Demişti aniden yapılan konu değişikliğiyle kafam dağılmıştı. Gerçekten nerede kaldı bu delikanlılar? Biz sabırsızca beklerken aniden odamın kapısı açılmış Yusuf odaya destursuz girmişti.
" abla! Hadi!"
Deyince gelinliğimin eteklerinden tutup, besmele çektim. Sağ ayak Sare! Sağ. Kapıdan çıkarken Yusuf koluma girince ona baktım. Küçük kardeşime. Bir zamanlar yan yana oturamayan, oturdu mu 3. Dünya savaşını yaptığım kardeşime. Büyüdük be. Hem de çok güzel büyüdük. Dış kapıya gelince Yiğiti görmemle gözlerim doldu. Benim yiğit'ime bakın be! Nasıl yakışıklı ve güzel olmuş! Bir dakika! İnşallah kızlar bakmaz! Yoksa çok büyük kavga çıkar! Şükür ki düğünümüzü kadın erkek ayrı yapmıştık. Düğün de değil aslında. Nikah ve yemek vardı sonra dağılacaktık. Fazlasını istemedik, o parayı daha güzel bir şey için kullandık. Bir hayır kurumuna bağışladık. Ona doğru gidip karşısında durdum ama Yiğit hareket etmiyordu. Öylece kalmıştı karşımda, ben heyecanlı olurum derken yiğit benim yerime yaşıyordu her şeyi. Akif dirseğine vurunca etrafına boş boş bakıp gözleri bana takıldı,
" gel gönlümün baharı, gel."
Deyince oracıkta bayılmak istedim. Sen beni öldürmeye niyetlisin yiğit! Uzattığı elini tutunca ellerinin heyecandan ne kadar terlediğini fark ettim. Canım patatesim! Merdivenlerden inerken düşmemek için ona tutunuyordum ama o da sanki gelinliği o giymiş gibi davranıyordu. Kimsenin duymayacağı şekilde,
" yiğit! Kendine gel! Ya burada gelin olan benim!"
Dedim ve aniden durup bana baktı. Telaşlı ve gergin haliyle,
" ah! Şey! Sare. Çok güzelsin. Böyle dışarı çıkmanı istemiyorum! Feracenin önünü kapatalım. Başına da bir şey örtelim!"

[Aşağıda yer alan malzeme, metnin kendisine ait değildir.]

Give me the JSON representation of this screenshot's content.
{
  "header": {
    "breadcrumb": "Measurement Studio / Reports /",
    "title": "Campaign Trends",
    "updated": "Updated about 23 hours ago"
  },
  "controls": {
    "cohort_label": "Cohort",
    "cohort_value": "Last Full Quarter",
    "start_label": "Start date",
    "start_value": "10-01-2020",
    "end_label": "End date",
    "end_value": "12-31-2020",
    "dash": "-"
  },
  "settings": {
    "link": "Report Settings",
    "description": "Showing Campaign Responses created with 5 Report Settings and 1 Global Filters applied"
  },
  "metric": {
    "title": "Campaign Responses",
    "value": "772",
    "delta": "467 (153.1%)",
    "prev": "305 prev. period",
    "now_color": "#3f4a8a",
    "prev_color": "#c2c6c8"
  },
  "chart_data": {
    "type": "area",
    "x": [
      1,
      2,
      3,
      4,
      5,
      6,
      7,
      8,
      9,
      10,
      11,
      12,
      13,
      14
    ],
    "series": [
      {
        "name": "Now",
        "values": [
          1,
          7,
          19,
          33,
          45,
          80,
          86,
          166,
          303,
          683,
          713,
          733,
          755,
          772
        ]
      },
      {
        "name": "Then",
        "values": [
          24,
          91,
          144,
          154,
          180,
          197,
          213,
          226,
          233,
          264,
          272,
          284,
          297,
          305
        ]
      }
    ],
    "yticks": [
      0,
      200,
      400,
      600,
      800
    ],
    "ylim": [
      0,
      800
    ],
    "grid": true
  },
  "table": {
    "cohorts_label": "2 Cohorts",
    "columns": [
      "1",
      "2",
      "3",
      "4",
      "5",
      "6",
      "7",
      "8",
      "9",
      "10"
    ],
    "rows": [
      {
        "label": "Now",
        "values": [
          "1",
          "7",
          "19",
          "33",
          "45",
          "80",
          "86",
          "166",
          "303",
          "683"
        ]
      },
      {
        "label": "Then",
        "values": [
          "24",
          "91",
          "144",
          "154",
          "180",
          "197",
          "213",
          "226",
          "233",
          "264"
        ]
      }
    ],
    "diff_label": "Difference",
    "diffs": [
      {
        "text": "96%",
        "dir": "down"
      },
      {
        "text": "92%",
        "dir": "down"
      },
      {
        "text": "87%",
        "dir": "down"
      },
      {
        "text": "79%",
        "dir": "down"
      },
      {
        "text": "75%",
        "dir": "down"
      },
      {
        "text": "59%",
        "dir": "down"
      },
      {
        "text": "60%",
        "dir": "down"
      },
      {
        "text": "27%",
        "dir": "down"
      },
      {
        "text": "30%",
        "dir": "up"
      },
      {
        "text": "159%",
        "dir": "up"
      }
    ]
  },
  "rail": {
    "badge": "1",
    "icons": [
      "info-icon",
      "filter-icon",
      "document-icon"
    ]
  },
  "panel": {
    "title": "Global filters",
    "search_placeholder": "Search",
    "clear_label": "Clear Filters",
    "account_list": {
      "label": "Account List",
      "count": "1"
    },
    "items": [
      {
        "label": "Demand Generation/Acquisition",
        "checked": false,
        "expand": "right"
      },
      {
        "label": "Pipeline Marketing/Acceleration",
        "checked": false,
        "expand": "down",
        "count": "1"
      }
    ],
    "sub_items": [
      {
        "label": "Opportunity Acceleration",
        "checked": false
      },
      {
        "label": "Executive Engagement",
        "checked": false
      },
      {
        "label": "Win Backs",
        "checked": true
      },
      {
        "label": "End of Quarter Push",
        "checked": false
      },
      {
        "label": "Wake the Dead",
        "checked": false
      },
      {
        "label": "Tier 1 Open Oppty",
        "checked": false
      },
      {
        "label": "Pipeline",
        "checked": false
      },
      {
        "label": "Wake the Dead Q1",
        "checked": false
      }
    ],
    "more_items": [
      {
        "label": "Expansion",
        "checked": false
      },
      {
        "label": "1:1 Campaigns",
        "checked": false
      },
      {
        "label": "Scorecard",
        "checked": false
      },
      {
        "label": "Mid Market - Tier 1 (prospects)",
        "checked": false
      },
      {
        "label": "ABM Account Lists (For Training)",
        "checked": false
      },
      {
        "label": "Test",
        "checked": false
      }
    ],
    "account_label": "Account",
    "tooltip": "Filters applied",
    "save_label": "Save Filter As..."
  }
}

" yok bak öyle olmaz. En güzeli sen beni bir torbaya koy at sırtına götür!"
" haklısın,"
" Allahümmessabirin!"
Dedim ve beni gere gere gergin bir gelin haline getiren kocama teşekkür ettim. Onunla birlikte merdivenden inip arabaya geçtik. Biz, Akif , Asiye ve Yusuf. Annemler düğün yerine gitmişti.Zordu gerçekten. Eğer sevdiğiniz bey sizden heyecanlıysa düğün sizin için zordu. Bazen eliniz ayağınız birbirine dolanıyordu da yardım istemek için baktığınız da onu heyecandan tırnaklarını yerken görüyordunuz. Ve ilk defa! İlk defa tırnaklarını yemişti. Hızlı bitmişti düğün. Hızlı bir evet demiş oradan da koşarak sohbete gelmiştik.